La région sera dotée d’un nouveau Plan agricole régional (PAR). Il permettra l’extension des systèmes d’irrigation localisés, la réhabilitation du réseau de la Grande hydraulique (GH) et la Petite et moyenne hydraulique (PMH). De quelle façon comptez-vous accompagner ce chantier ?
L’ABHGZR a réalisé les études d’actualisation du Plan directeur d’aménagement intégré des ressources en eau des bassins hydrauliques du Guir-Ziz-Rhéris et Maider (PDAIRE). Le projet de ce plan, qui a été élaboré en concertation avec les services du ministère de l’Agriculture et les partenaires institutionnels de l’agence, a pris en considération les extensions agricoles projetées par le Plan agricole régional PAR de Drâa-Tafilalet. Le développement projeté de l’irrigation accroîtra fatalement la pression sur les ressources en eau souterraine. A cet effet, pour accompagner ce développement et assurer une maîtrise de la demande en eau de ce chantier en adéquation avec les ressources en eau mobilisable dans la zone, l’ABHGZR a élaboré, en concertation avec ses partenaires institutionnels, un Contrat de gestion participative de nappe (CGPN) pour l’axe Meski-Boudnib.

Ce contrat a été conçu conformément aux dispositions de la Loi 36-15 sur l’eau, avec un plan d’action ambitieux de plus de 2,6 MMDH pour les dix prochaines années, permettant la réalisation d’aménagements structurants, l’économie et la valorisation de l’eau, l’amélioration de la connaissance de nappes et l’optimisation du réseau de mesure et enfin le renforcement de la sensibilisation et de la communication entre les différents intervenants. Dans le détail, le premier axe de ce contrat dédié aux aménagements hydrauliques pour la conservation et la restauration de la nappe de Meski-Boudnib a mobilisé 2.566,45 MDH.

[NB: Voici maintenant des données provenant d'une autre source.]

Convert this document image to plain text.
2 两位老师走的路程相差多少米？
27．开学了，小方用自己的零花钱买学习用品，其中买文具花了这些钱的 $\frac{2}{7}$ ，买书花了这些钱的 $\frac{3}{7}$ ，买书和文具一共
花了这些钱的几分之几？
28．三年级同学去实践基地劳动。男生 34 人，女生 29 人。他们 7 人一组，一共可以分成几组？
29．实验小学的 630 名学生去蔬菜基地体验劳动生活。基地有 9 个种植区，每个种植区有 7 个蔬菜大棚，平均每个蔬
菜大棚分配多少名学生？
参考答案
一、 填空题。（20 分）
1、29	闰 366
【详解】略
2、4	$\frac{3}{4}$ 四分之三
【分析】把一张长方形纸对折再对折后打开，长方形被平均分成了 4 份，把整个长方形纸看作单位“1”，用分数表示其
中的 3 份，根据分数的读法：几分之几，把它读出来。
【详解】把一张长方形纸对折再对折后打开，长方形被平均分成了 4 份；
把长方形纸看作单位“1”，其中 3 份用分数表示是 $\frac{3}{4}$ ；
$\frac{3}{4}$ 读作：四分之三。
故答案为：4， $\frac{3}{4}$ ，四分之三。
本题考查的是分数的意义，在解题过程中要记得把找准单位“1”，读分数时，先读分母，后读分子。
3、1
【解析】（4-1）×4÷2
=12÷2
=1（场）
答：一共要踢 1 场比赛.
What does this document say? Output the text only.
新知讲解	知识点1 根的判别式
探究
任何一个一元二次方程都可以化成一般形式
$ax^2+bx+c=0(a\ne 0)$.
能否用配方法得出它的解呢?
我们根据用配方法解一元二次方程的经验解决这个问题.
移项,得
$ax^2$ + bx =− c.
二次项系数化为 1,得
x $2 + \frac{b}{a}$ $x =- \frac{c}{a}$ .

S’agissant du second axe consacré à l’amélioration de la connaissance des nappes, 225 MDH ont été dédiés à ce volet. S’agissant des axes de l’économie et la valorisation de l’eau, en plus du renforcement de la sensibilisation et de la communication, 333 et 42,5 MDH ont été alloués respectivement à ces axes. L’élaboration du CGPN a été faite avec l’implication des investisseurs et des ayants droit, pour assurer une gestion durable et équilibrée des ressources en eau et des investissements qui leur sont associés, notamment par l’acceptation et l’usage du principe de comptage et de déclaration périodique de prélèvements. Il a également fixé les conditions et les modalités de mise en œuvre d’une gestion participative, notamment la mise en œuvre du plan d’action convenu et le suivi de la matrice des indicateurs de performance arrêtés dans un cadre contractuel. En fonction des résultats de l’implémentation et des leçons tirées de ce premier CGPN, l’ABHGZR compte le généraliser à d’autres nappes de la région Drâa-Tafilalet.

Quelles sont les réalisations et les perspectives de la gestion de l’eau en milieu rural ?
Il y a lieu de signaler que l’approvisionnement en eau potable dans la région de Drâa-Tafilalet, que ce soit en milieu urbain ou rural, se fait à partir des eaux souterraines et à travers des adductions régionales et des systèmes d’approvisionnement locaux. C’est la raison pour laquelle la satisfaction des besoins en eau potable dans la région se faisait d’une manière régulière et satisfaisante malgré la succession des saisons de sécheresse, hormis, bien entendu, quelques perturbations accusées en été et en période de pointe, surtout dans le bassin de Maider. Pour ce dernier, il est prévu de réaliser une adduction régionale à partir du champ captant à l’aval du barrage de Toudgha, et ce, pour sécuriser d’une manière définitive l’AEP dans cette zone. Le taux d’accès à l’eau potable dans la région est satisfaisant et nettement supérieur à la moyenne nationale ; il est de 100% en milieu urbain et de 98% en milieu rural.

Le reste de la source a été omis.